Index of refraction of liquids versus temperature

Introduction: (Initial Observation)

As light passes from one transparent medium to another, it changes speed, and bends. This has lead to defining refraction index as one of the physical properties for transparent material. The index of refraction is defined as the speed of light in vacuum divided by the speed of light in the medium.For example the refraction index for water is 1.33. It simply means that the speed of light in vacuum is 1.33 times the speed of light in water.

As with many other physical properties, refraction index may be used in identifying certain chemical compounds or determining the concentration of certain solutions. For example while a sugar solution in a sugar factory is passing through a clear glass pipe, technicians can use the refraction index and determine the concentration of sugar in the solution. This allows quick analysis and automation of production line.

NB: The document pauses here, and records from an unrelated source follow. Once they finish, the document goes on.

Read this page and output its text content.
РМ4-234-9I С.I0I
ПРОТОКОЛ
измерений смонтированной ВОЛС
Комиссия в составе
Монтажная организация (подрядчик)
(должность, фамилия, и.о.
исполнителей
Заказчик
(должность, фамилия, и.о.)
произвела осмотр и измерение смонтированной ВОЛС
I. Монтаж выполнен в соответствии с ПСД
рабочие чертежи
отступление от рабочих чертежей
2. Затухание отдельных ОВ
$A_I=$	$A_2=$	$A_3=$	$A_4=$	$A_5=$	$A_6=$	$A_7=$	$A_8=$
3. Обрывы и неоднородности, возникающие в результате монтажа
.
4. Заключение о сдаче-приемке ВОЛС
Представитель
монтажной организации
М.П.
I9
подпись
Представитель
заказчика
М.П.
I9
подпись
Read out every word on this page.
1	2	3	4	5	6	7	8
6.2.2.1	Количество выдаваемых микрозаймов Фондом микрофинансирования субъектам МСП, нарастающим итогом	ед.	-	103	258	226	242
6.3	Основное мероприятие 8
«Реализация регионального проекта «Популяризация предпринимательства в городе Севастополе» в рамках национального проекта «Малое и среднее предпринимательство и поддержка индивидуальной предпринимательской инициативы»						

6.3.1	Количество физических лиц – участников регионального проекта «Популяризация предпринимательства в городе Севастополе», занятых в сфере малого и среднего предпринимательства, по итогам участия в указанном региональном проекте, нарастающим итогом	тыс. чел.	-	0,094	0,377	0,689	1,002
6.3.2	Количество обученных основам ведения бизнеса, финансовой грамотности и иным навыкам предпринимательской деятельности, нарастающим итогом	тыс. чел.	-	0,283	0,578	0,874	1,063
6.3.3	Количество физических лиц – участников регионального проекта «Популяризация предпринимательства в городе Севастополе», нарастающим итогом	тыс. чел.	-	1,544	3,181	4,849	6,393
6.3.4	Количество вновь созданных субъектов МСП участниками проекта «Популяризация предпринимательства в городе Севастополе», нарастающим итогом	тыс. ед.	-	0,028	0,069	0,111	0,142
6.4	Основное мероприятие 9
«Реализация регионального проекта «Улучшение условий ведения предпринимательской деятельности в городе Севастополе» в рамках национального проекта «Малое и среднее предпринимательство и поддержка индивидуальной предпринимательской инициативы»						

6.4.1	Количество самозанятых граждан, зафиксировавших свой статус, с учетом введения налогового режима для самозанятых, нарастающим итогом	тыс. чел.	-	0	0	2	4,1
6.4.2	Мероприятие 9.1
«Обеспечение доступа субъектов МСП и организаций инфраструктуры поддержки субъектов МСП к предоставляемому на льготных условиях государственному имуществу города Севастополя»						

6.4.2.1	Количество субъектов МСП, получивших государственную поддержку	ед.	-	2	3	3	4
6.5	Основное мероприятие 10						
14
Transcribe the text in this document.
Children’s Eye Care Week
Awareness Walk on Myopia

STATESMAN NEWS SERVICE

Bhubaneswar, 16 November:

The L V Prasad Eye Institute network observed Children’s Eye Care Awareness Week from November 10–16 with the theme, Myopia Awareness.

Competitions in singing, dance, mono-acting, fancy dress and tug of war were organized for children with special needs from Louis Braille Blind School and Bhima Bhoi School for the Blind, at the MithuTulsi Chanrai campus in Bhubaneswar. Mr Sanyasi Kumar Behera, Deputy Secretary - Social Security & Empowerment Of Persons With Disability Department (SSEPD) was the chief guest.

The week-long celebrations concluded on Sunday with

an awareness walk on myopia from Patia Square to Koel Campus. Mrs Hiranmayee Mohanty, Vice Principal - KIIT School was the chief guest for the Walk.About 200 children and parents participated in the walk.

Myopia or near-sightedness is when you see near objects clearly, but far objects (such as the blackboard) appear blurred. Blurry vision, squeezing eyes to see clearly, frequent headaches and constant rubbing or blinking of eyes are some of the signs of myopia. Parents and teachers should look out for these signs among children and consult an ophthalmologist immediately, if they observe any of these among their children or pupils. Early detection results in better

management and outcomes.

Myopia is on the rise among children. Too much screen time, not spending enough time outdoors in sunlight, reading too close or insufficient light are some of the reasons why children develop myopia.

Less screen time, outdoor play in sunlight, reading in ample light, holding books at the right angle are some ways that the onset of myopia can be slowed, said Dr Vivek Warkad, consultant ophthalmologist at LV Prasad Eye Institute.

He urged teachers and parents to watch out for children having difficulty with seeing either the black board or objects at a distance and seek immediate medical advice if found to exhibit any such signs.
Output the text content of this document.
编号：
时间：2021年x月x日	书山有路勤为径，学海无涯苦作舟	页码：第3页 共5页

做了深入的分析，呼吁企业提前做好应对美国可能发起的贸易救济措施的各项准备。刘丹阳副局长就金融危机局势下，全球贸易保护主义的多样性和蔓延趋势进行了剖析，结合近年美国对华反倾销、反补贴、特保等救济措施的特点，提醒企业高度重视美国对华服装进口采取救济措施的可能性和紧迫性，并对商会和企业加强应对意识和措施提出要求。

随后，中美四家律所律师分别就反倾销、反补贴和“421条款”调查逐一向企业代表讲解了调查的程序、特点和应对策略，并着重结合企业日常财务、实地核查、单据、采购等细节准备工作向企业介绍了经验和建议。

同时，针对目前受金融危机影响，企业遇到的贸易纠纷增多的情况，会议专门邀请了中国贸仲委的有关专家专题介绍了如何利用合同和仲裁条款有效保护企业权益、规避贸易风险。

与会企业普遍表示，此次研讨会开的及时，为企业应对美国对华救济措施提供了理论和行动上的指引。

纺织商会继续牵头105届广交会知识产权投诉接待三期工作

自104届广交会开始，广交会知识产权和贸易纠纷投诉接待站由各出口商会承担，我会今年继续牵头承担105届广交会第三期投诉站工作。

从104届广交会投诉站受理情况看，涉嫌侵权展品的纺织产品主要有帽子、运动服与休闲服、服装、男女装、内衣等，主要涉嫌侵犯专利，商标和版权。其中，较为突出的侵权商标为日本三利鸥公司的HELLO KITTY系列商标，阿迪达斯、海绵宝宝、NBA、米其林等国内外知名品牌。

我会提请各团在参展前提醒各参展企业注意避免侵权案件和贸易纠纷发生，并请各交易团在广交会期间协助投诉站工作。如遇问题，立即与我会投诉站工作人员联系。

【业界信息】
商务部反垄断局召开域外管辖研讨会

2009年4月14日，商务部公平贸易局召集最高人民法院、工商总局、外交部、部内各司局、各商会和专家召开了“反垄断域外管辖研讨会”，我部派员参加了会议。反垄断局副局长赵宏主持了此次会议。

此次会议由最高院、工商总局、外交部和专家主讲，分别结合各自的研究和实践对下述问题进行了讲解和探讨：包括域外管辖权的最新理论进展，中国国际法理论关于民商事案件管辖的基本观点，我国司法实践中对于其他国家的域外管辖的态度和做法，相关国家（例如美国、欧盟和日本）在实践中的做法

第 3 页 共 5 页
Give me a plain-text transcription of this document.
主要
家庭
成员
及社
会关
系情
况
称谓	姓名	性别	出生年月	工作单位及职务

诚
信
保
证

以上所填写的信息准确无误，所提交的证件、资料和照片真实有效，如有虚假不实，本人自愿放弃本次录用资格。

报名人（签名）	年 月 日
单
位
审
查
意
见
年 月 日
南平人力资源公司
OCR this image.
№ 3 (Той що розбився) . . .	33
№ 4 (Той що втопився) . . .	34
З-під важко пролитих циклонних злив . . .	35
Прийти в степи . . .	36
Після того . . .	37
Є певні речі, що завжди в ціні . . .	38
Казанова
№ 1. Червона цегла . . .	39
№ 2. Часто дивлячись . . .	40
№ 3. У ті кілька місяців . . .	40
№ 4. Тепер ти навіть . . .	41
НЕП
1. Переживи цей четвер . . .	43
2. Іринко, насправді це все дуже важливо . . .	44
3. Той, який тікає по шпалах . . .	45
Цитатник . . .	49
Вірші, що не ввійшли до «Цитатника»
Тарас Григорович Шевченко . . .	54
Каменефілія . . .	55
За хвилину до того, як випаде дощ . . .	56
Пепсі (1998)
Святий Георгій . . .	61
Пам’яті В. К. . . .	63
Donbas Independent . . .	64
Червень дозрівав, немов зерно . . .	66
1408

The question is how does the temperature affect the refraction index? Does it matter if the passing sugar solution is cold or hot? Or if the transparent substance is a known substance, can we use the refraction to determine its temperature?

In this project you will study the effect of temperature on the refraction index.

This project guide contains information that you need in order to start your project. If you have any questions or need more support about this project, click on the “Ask Question” button on the top of this page to send me a message.

If you are new in doing science project, click on “How to Start” in the main page. There you will find helpful links that describe different types of science projects, scientific method, variables, hypothesis, graph, abstract and all other general basics that you need to know.

Project advisor

Information Gathering:

Find out about refraction of light and other forms of waves. Read books, magazines or ask professionals who might know in order to learn about the effect of temperature on refraction. Keep track of where you got your information from.
Following are samples of information that you may find:

Speed of Light

Experimental measurements of the speed of light have been refined in progressively more accurate experiments since the seventeenth century. Recent experiments give a speed of

c = 299,792,458 ą 1.2 m/s
but the uncertainties in this value are chiefly those of comparisons to previous standards for the length of the meter. Therefore the above speed of light has been adopted as a standard value and the length of the meter is redefined to be consistent with this value.

c = 299,792,458 m/s

Snell’s law states that a light is traveling low index to a high index (e.g. air is a low index and glass is a high index), the light ray will be bent toward the normal.  On the other hand if light is traveling from a high index to a low index (e.g. glass to air), the light will bend away from the normal.  Here is a diagram of Snell’s law.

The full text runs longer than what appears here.